期刊
FRONTIERS IN CELLULAR NEUROSCIENCE
卷 16, 期 -, 页码 -出版社
FRONTIERS MEDIA SA
DOI: 10.3389/fncel.2022.1006703
关键词
natural scene analysis; visual cortex (VC); textures analysis; efficient coding hypothesis; sensory system
资金
- NSF [PHY-1734030, CISE 2212519]
- NIH [R01EB026945]
This article reviews recent findings that demonstrate the adaptation of central circuits in the visual brain to key aspects of natural scenes. It also discusses the potential role of adapting to natural temporal statistics in learning and representing visual objects, and proposes two challenges for future research.

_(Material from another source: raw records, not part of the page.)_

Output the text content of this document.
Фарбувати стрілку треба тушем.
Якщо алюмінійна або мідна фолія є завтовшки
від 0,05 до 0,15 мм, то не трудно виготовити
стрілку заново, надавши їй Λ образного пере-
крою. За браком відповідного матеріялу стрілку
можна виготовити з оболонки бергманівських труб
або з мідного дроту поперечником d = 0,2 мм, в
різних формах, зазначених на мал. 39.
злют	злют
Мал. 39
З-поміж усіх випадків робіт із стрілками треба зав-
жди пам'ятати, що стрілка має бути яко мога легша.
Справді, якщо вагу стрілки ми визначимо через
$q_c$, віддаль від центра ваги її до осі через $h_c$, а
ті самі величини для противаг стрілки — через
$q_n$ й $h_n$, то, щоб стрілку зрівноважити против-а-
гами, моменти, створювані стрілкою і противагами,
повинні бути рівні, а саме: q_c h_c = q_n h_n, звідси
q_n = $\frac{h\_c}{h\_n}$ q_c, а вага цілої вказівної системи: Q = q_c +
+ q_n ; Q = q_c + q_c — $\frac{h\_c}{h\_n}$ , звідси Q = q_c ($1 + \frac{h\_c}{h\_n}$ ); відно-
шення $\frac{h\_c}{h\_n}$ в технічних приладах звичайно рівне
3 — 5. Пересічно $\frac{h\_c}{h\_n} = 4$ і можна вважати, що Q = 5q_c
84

Neural circuits in the periphery of the visual, auditory, and olfactory systems are believed to use limited resources efficiently to represent sensory information by adapting to the statistical structure of the natural environment. This efficient coding principle has been used to explain many aspects of early visual circuits including the distribution of photoreceptors, the mosaic geometry and center-surround structure of retinal receptive fields, the excess OFF pathways relative to ON pathways, saccade statistics, and the structure of simple cell receptive fields in V1. We know less about the extent to which such adaptations may occur in deeper areas of cortex beyond V1. We thus review recent developments showing that the perception of visual textures, which depends on processing in V2 and beyond in mammals, is adapted in rats and humans to the multi-point statistics of luminance in natural scenes. These results suggest that central circuits in the visual brain are adapted for seeing key aspects of natural scenes. We conclude by discussing how adaptation to natural temporal statistics may aid in learning and representing visual objects, and propose two challenges for the future: (1) explaining the distribution of shape sensitivity in the ventral visual stream from the statistics of object shape in natural images, and (2) explaining cell types of the vertebrate retina in terms of feature detectors that are adapted to the spatio-temporal structures of natural stimuli. We also discuss how new methods based on machine learning may complement the normative, principles-based approach to theoretical neuroscience.